Am Ende zählt das Geld. Es ist eine nüchterne, aber verlässliche Regel, nach der der künftige Chef des Internationalen Währungsfonds gewählt werden wird. Ein potenzieller Nachfolger von Dominique Strauss-Kahn muss nicht die Mehrheit der Mitgliedsländer des IWF von sich überzeugen, sondern die Mehrheit des Kapitals, das für die Finanzfeuerwehr zahlt. Das kann man ungerecht oder schlicht falsch finden, seit der Gründung des Fonds in den Tagen von Bretton Woods ist diese Regel jedoch die Grundlage aller Entscheidungen, nicht nur in Führungsfragen.

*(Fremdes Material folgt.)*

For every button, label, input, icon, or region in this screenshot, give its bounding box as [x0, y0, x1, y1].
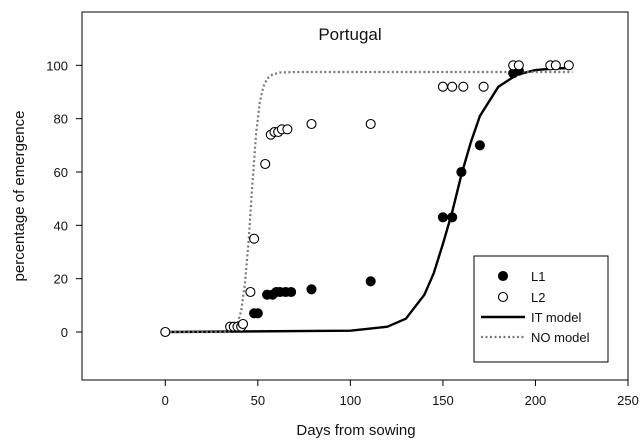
l2-point	[478, 81, 489, 92]
y-tick-label: 100	[46, 58, 68, 73]
l1-point	[306, 284, 317, 295]
x-axis-label: Days from sowing	[296, 422, 415, 439]
x-tick-label: 250	[617, 393, 639, 408]
l2-point	[260, 158, 271, 170]
x-tick-label: 50	[251, 393, 265, 408]
x-tick-label: 100	[340, 393, 362, 408]
legend-label-l2: L2	[531, 290, 545, 305]
y-tick-label: 40	[54, 218, 68, 233]
l2-point	[306, 118, 317, 130]
no-model-line	[165, 70, 573, 334]
l2-point	[458, 81, 469, 92]
l1-point	[447, 212, 458, 223]
legend-marker-l2	[497, 291, 509, 303]
legend-marker-l1	[497, 270, 509, 282]
x-axis: 0 50 100 150 200 250	[162, 380, 639, 408]
legend-box	[473, 255, 609, 363]
l1-point	[286, 286, 297, 298]
x-tick-label: 0	[162, 393, 169, 408]
l2-point	[447, 81, 458, 92]
data-points	[160, 60, 574, 338]
y-tick-label: 80	[54, 112, 68, 127]
it-model-line	[165, 66, 573, 334]
y-tick-label: 0	[61, 325, 68, 340]
l2-point	[563, 60, 574, 71]
chart-title: Portugal	[318, 25, 381, 44]
l2-point	[437, 81, 448, 92]
l2-point	[160, 326, 171, 338]
legend-label-it-model: IT model	[531, 310, 581, 325]
l1-point	[456, 166, 467, 178]
legend-label-no-model: NO model	[531, 330, 590, 345]
l2-point	[365, 118, 376, 130]
model-lines	[165, 66, 573, 334]
x-tick-label: 200	[525, 393, 547, 408]
l2-point	[513, 60, 524, 71]
y-tick-label: 60	[54, 165, 68, 180]
l2-point	[245, 286, 256, 298]
x-tick-label: 150	[432, 393, 454, 408]
l2-point	[237, 318, 249, 330]
l2-point	[249, 233, 260, 244]
legend-label-l1: L1	[531, 269, 545, 284]
l1-point	[474, 140, 485, 151]
l1-point	[365, 276, 376, 287]
l1-point	[437, 212, 448, 223]
y-tick-label: 20	[54, 272, 68, 287]
l1-point	[252, 308, 263, 319]
l2-point	[550, 60, 561, 71]
l2-point	[282, 124, 293, 135]
legend: L1 L2 IT model NO model	[473, 255, 609, 363]
y-axis-label: percentage of emergence	[11, 111, 28, 282]
y-axis: 0 20 40 60 80 100	[46, 58, 82, 340]
plot-frame	[81, 11, 629, 381]
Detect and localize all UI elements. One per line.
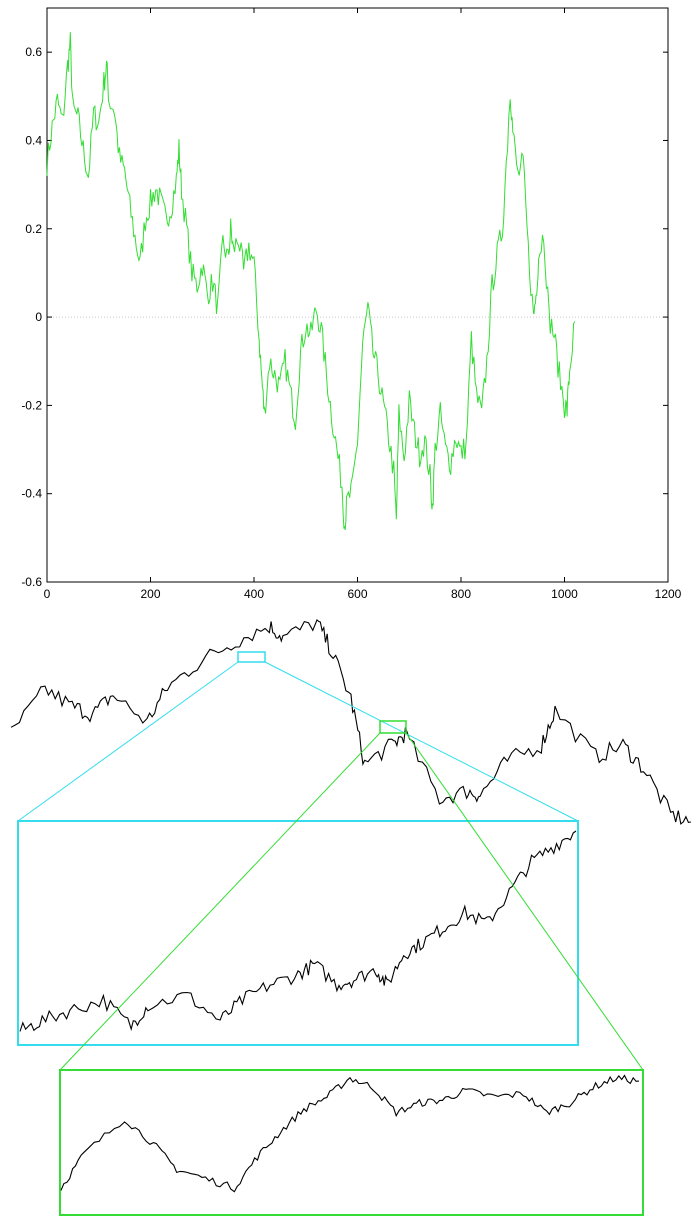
zoom-box-small-green <box>379 720 407 734</box>
zoom-panel-cyan <box>17 820 579 1046</box>
zoom-connector-right <box>264 661 579 822</box>
series-line-green <box>46 32 576 530</box>
x-tick-label: 800 <box>451 587 471 601</box>
zoom-connector-left <box>17 661 239 822</box>
x-tick-label: 1200 <box>655 587 682 601</box>
y-tick-label: -0.2 <box>21 398 42 412</box>
zoom-connector-right-green <box>405 732 644 1071</box>
y-tick-label: 0 <box>35 310 42 324</box>
x-tick-label: 0 <box>44 587 51 601</box>
x-tick-label: 200 <box>140 587 160 601</box>
series-line-trace-3 <box>60 1074 640 1193</box>
plot-frame <box>46 7 669 583</box>
y-tick-label: -0.6 <box>21 575 42 589</box>
y-tick-label: 0.2 <box>25 222 42 236</box>
y-tick-label: 0.4 <box>25 133 42 147</box>
zoom-connector-left-green <box>59 732 381 1071</box>
zoom-panel-green <box>59 1069 644 1216</box>
x-tick-label: 1000 <box>551 587 578 601</box>
series-line-trace-1 <box>10 618 691 825</box>
x-tick-label: 400 <box>244 587 264 601</box>
y-tick-label: -0.4 <box>21 487 42 501</box>
y-tick-label: 0.6 <box>25 45 42 59</box>
x-tick-label: 600 <box>347 587 367 601</box>
series-line-trace-2 <box>19 830 577 1032</box>
zoom-box-small-cyan <box>237 651 266 663</box>
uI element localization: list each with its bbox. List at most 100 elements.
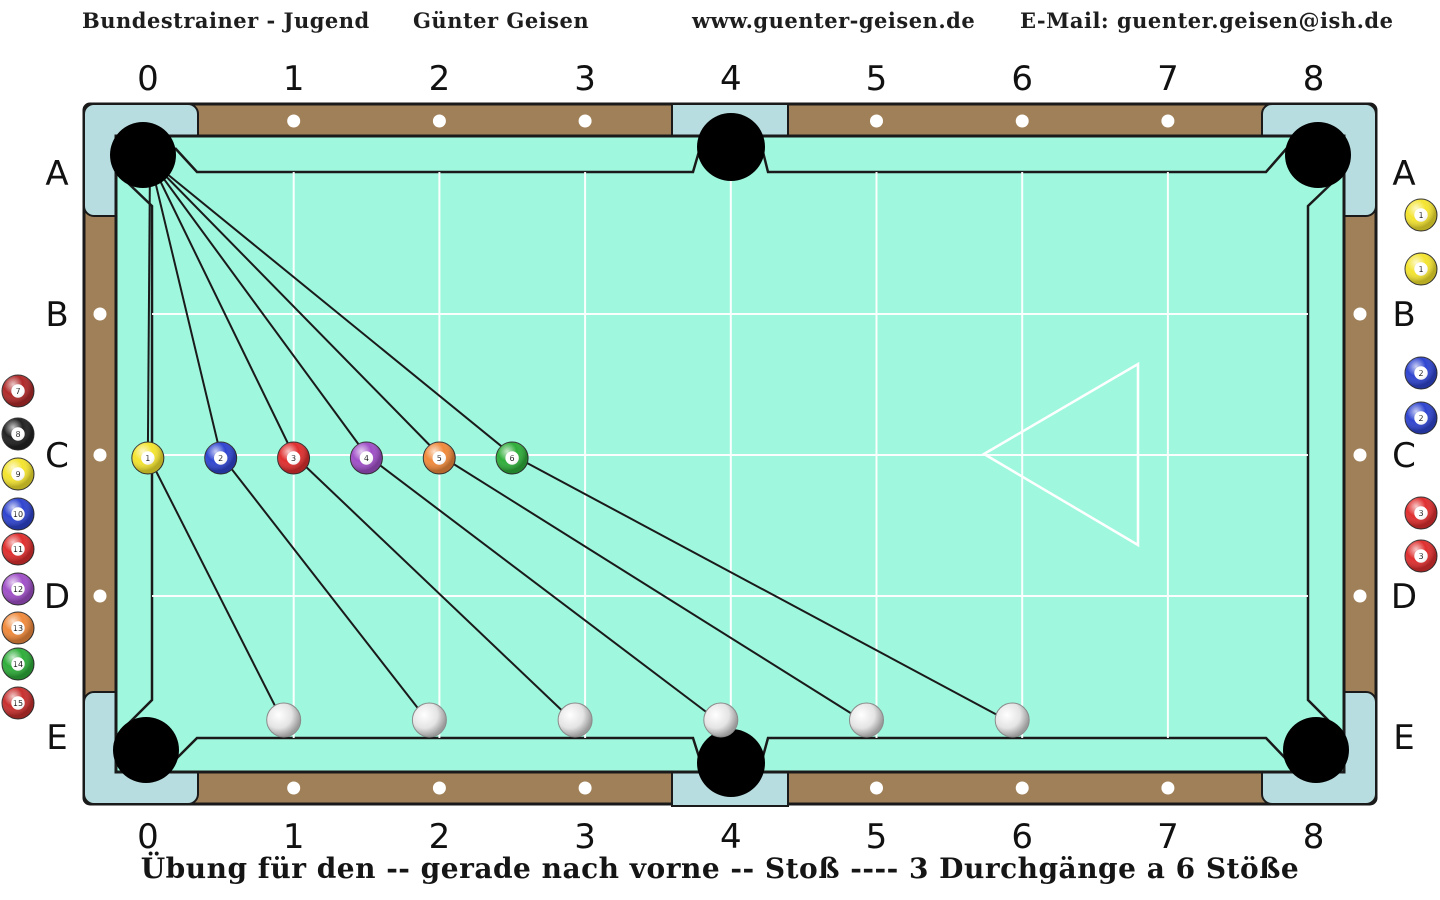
right-column-ball-3-shine bbox=[1405, 357, 1437, 389]
cue-ball-5 bbox=[849, 702, 884, 738]
right-column-ball-4-shine bbox=[1405, 402, 1437, 434]
aim-line-cue-6 bbox=[511, 454, 1013, 724]
object-ball-5: 5 bbox=[422, 441, 456, 475]
column-label-top-3: 3 bbox=[574, 59, 596, 99]
diamond-top-1 bbox=[287, 114, 301, 128]
object-ball-3-shine bbox=[277, 442, 310, 474]
left-column-ball-13: 13 bbox=[1, 611, 35, 645]
aim-line-object-2 bbox=[149, 159, 222, 456]
left-column-ball-15: 15 bbox=[1, 686, 35, 720]
footer-caption: Übung für den -- gerade nach vorne -- St… bbox=[140, 852, 1300, 885]
left-column-ball-11-shine bbox=[2, 533, 34, 565]
author-name: Günter Geisen bbox=[413, 8, 590, 33]
column-label-bottom-1: 1 bbox=[283, 817, 305, 857]
cue-ball-3 bbox=[557, 702, 593, 738]
object-ball-2-shine bbox=[204, 442, 237, 474]
pocket-bottom-right bbox=[1283, 717, 1349, 783]
pocket-top-left bbox=[110, 122, 176, 188]
diamond-top-6 bbox=[1015, 114, 1029, 128]
diamond-left-3 bbox=[93, 589, 107, 603]
diamond-bottom-1 bbox=[287, 781, 301, 795]
left-column-ball-9-shine bbox=[2, 458, 34, 490]
diamond-bottom-7 bbox=[1161, 781, 1175, 795]
diamond-bottom-3 bbox=[578, 781, 592, 795]
row-label-left-A: A bbox=[45, 154, 68, 194]
row-label-left-C: C bbox=[45, 436, 69, 476]
column-label-bottom-5: 5 bbox=[866, 817, 888, 857]
left-column-ball-14-shine bbox=[2, 648, 34, 680]
row-label-left-E: E bbox=[46, 718, 67, 758]
diamond-bottom-6 bbox=[1015, 781, 1029, 795]
coordinate-labels: 0 0 1 1 2 2 3 3 4 4 5 5 6 6 7 7 8 8 A A B B C C D D E E bbox=[44, 59, 1417, 857]
row-label-left-B: B bbox=[45, 295, 68, 335]
diamond-bottom-5 bbox=[870, 781, 883, 795]
column-label-top-8: 8 bbox=[1303, 59, 1325, 99]
cue-ball-6 bbox=[994, 702, 1030, 738]
diamond-top-5 bbox=[870, 114, 883, 128]
side-ball-columns: 789101112131415112233 bbox=[1, 198, 1438, 720]
left-column-ball-11: 11 bbox=[1, 532, 35, 566]
right-column-ball-3: 2 bbox=[1404, 356, 1438, 390]
pocket-top-right bbox=[1285, 122, 1351, 188]
aim-line-cue-5 bbox=[438, 454, 868, 724]
diamond-left-2 bbox=[93, 448, 107, 462]
aim-line-object-5 bbox=[149, 159, 440, 456]
aim-line-cue-2 bbox=[219, 454, 431, 724]
column-label-bottom-2: 2 bbox=[429, 817, 451, 857]
column-label-top-4: 4 bbox=[720, 59, 742, 99]
object-ball-3: 3 bbox=[277, 441, 311, 475]
left-column-ball-15-shine bbox=[2, 687, 34, 719]
aim-line-object-6 bbox=[149, 159, 513, 456]
rack-triangle bbox=[981, 361, 1140, 548]
table-balls: 1 2 3 4 5 6 bbox=[131, 441, 1030, 738]
column-label-bottom-6: 6 bbox=[1011, 817, 1033, 857]
left-column-ball-8: 8 bbox=[1, 417, 35, 451]
left-column-ball-9: 9 bbox=[1, 457, 35, 491]
cue-ball-4 bbox=[703, 702, 739, 738]
right-column-ball-2-shine bbox=[1405, 253, 1437, 285]
aim-line-cue-3 bbox=[292, 454, 576, 724]
object-ball-1-shine bbox=[131, 442, 164, 474]
coach-title: Bundestrainer - Jugend bbox=[82, 8, 370, 33]
object-ball-1: 1 bbox=[131, 441, 165, 475]
aim-line-object-3 bbox=[149, 159, 295, 456]
left-column-ball-13-shine bbox=[2, 612, 34, 644]
aim-line-cue-4 bbox=[365, 454, 722, 724]
row-label-right-E: E bbox=[1393, 718, 1414, 758]
diamond-top-2 bbox=[432, 114, 446, 128]
right-column-ball-1-shine bbox=[1405, 199, 1437, 231]
row-label-right-B: B bbox=[1392, 295, 1415, 335]
column-label-bottom-7: 7 bbox=[1157, 817, 1179, 857]
left-column-ball-14: 14 bbox=[1, 647, 35, 681]
right-column-ball-4: 2 bbox=[1404, 401, 1438, 435]
left-column-ball-10: 10 bbox=[1, 497, 35, 531]
object-ball-5-shine bbox=[423, 442, 456, 474]
left-column-ball-7: 7 bbox=[1, 374, 35, 408]
object-ball-4-shine bbox=[350, 442, 383, 474]
row-label-right-C: C bbox=[1392, 436, 1416, 476]
aiming-lines bbox=[146, 159, 1013, 724]
left-column-ball-10-shine bbox=[2, 498, 34, 530]
column-label-top-6: 6 bbox=[1011, 59, 1033, 99]
column-label-top-1: 1 bbox=[283, 59, 305, 99]
cue-ball-1 bbox=[266, 702, 302, 738]
pocket-bottom-middle bbox=[697, 729, 765, 797]
pocket-bottom-left bbox=[113, 717, 179, 783]
aim-line-object-4 bbox=[149, 159, 368, 456]
row-label-left-D: D bbox=[44, 577, 70, 617]
object-ball-4: 4 bbox=[349, 441, 383, 475]
column-label-bottom-3: 3 bbox=[574, 817, 596, 857]
right-column-ball-6-shine bbox=[1405, 540, 1437, 572]
object-ball-6-shine bbox=[496, 442, 529, 474]
diamond-left-1 bbox=[93, 307, 107, 321]
right-column-ball-6: 3 bbox=[1404, 539, 1438, 573]
right-column-ball-5-shine bbox=[1405, 497, 1437, 529]
diamond-top-7 bbox=[1161, 114, 1175, 128]
object-ball-2: 2 bbox=[204, 441, 238, 475]
aim-line-object-1 bbox=[146, 159, 151, 456]
row-label-right-A: A bbox=[1392, 154, 1415, 194]
row-label-right-D: D bbox=[1391, 577, 1417, 617]
column-label-bottom-8: 8 bbox=[1303, 817, 1325, 857]
object-ball-6: 6 bbox=[495, 441, 529, 475]
right-column-ball-2: 1 bbox=[1404, 252, 1438, 286]
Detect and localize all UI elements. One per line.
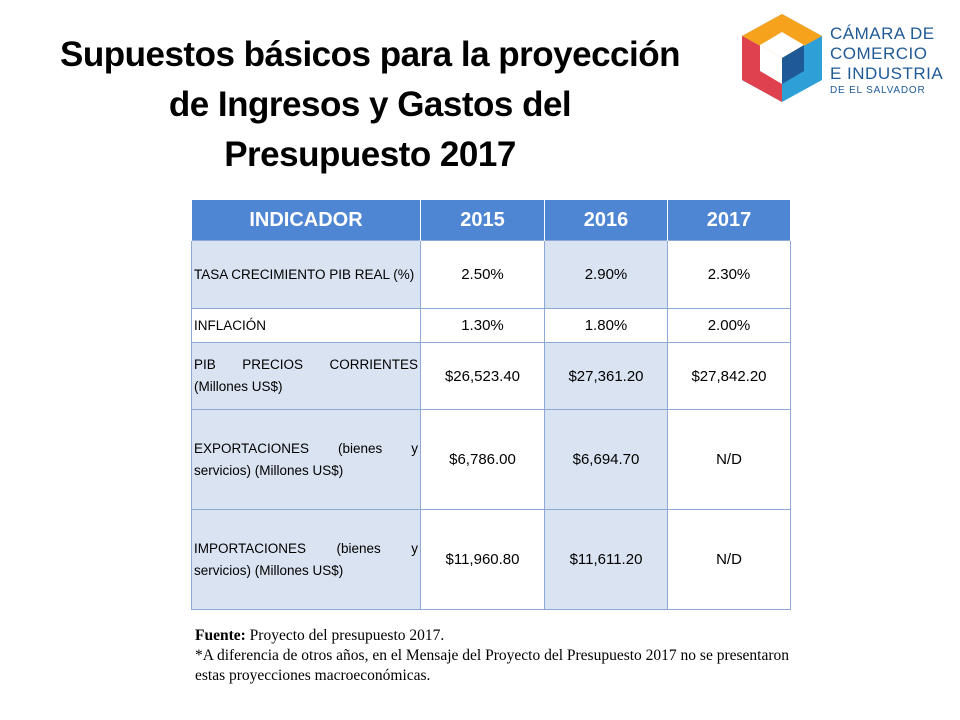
table-row: IMPORTACIONES (bienes y servicios) (Mill… bbox=[191, 509, 791, 610]
header-2016: 2016 bbox=[544, 200, 668, 241]
indicator-cell: EXPORTACIONES (bienes y servicios) (Mill… bbox=[191, 409, 421, 510]
indicator-cell: INFLACIÓN bbox=[191, 308, 421, 343]
source-line: Fuente: Proyecto del presupuesto 2017. bbox=[195, 626, 795, 646]
value-cell-2015: $6,786.00 bbox=[420, 409, 545, 510]
value-cell-2015: $11,960.80 bbox=[420, 509, 545, 610]
value-cell-2016: 1.80% bbox=[544, 308, 668, 343]
assumptions-table: INDICADOR 2015 2016 2017 TASA CRECIMIENT… bbox=[191, 200, 791, 610]
value-cell-2017: N/D bbox=[667, 509, 791, 610]
value-cell-2016: $27,361.20 bbox=[544, 342, 668, 410]
table-row: TASA CRECIMIENTO PIB REAL (%) 2.50% 2.90… bbox=[191, 240, 791, 309]
header-indicator: INDICADOR bbox=[191, 200, 421, 241]
title-line-3: Presupuesto 2017 bbox=[224, 135, 516, 174]
source-note: Fuente: Proyecto del presupuesto 2017. *… bbox=[195, 626, 795, 686]
indicator-cell: TASA CRECIMIENTO PIB REAL (%) bbox=[191, 240, 421, 309]
source-text: Proyecto del presupuesto 2017. bbox=[245, 627, 445, 644]
chamber-logo: CÁMARA DE COMERCIO E INDUSTRIA DE EL SAL… bbox=[736, 12, 946, 112]
value-cell-2017: N/D bbox=[667, 409, 791, 510]
value-cell-2017: 2.30% bbox=[667, 240, 791, 309]
value-cell-2015: 1.30% bbox=[420, 308, 545, 343]
table-row: PIB PRECIOS CORRIENTES (Millones US$) $2… bbox=[191, 342, 791, 410]
table-row: EXPORTACIONES (bienes y servicios) (Mill… bbox=[191, 409, 791, 510]
value-cell-2016: $11,611.20 bbox=[544, 509, 668, 610]
value-cell-2017: 2.00% bbox=[667, 308, 791, 343]
logo-text-line-4: DE EL SALVADOR bbox=[830, 85, 926, 96]
value-cell-2017: $27,842.20 bbox=[667, 342, 791, 410]
value-cell-2016: 2.90% bbox=[544, 240, 668, 309]
logo-text-line-2: COMERCIO bbox=[830, 44, 928, 63]
value-cell-2015: 2.50% bbox=[420, 240, 545, 309]
value-cell-2016: $6,694.70 bbox=[544, 409, 668, 510]
indicator-cell: IMPORTACIONES (bienes y servicios) (Mill… bbox=[191, 509, 421, 610]
header-2015: 2015 bbox=[420, 200, 545, 241]
table-header-row: INDICADOR 2015 2016 2017 bbox=[191, 200, 791, 241]
footnote: *A diferencia de otros años, en el Mensa… bbox=[195, 647, 790, 684]
logo-text-line-3: E INDUSTRIA bbox=[830, 64, 944, 83]
table-row: INFLACIÓN 1.30% 1.80% 2.00% bbox=[191, 308, 791, 343]
indicator-cell: PIB PRECIOS CORRIENTES (Millones US$) bbox=[191, 342, 421, 410]
header-2017: 2017 bbox=[667, 200, 791, 241]
page-title: Supuestos básicos para la proyección de … bbox=[30, 30, 710, 180]
cube-logo-icon bbox=[742, 14, 822, 102]
title-line-1: Supuestos básicos para la proyección bbox=[60, 35, 681, 74]
source-label: Fuente: bbox=[195, 627, 246, 644]
value-cell-2015: $26,523.40 bbox=[420, 342, 545, 410]
title-line-2: de Ingresos y Gastos del bbox=[168, 85, 572, 124]
logo-text-line-1: CÁMARA DE bbox=[830, 24, 935, 43]
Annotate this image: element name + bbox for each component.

Die größten Eisen haben beim IWF die Europäer und US-Amerikaner im Feuer, entsprechend groß ist ihr Einfluss. Dass sie die Macht beim Währungsfonds und seiner Schwesterorganisation Weltbank über Jahrzehnte unter sich aufgeteilt haben, führte schon oft zu Kritik. Wer nun aber aus Prinzip keinen Europäer mehr an der IWF-Spitze sehen möchte, will einen Wandel aus den falschen Motiven. Kein Europäer zu sein, qualifiziert einen Finanzexperten ebenso wenig zum IWF-Chef wie ein europäischer Pass.
Wieder ein Europäer
Nationalitäten werden dennoch auch künftig ein entscheidender Faktor bei der Vergabe internationaler Positionen sein. Etwas anderes zu glauben wäre blauäugig. Gut möglich auch, dass Verschiebungen auf der ökonomischen Weltkarte auch in Organisationen wie dem IWF zu neuen Kräfteverhältnissen und Koalitionen führen. Wer sagt, dass die USA ihre Zustimmung auf Dauer einem Europäer zusichern werden? Kurzfristig, erst recht bis Ende Juni, wird das jedoch wohl keinen brasilianischen oder mexikanischen Top-Ökonomen auf den Chefsessel des IWF befördern.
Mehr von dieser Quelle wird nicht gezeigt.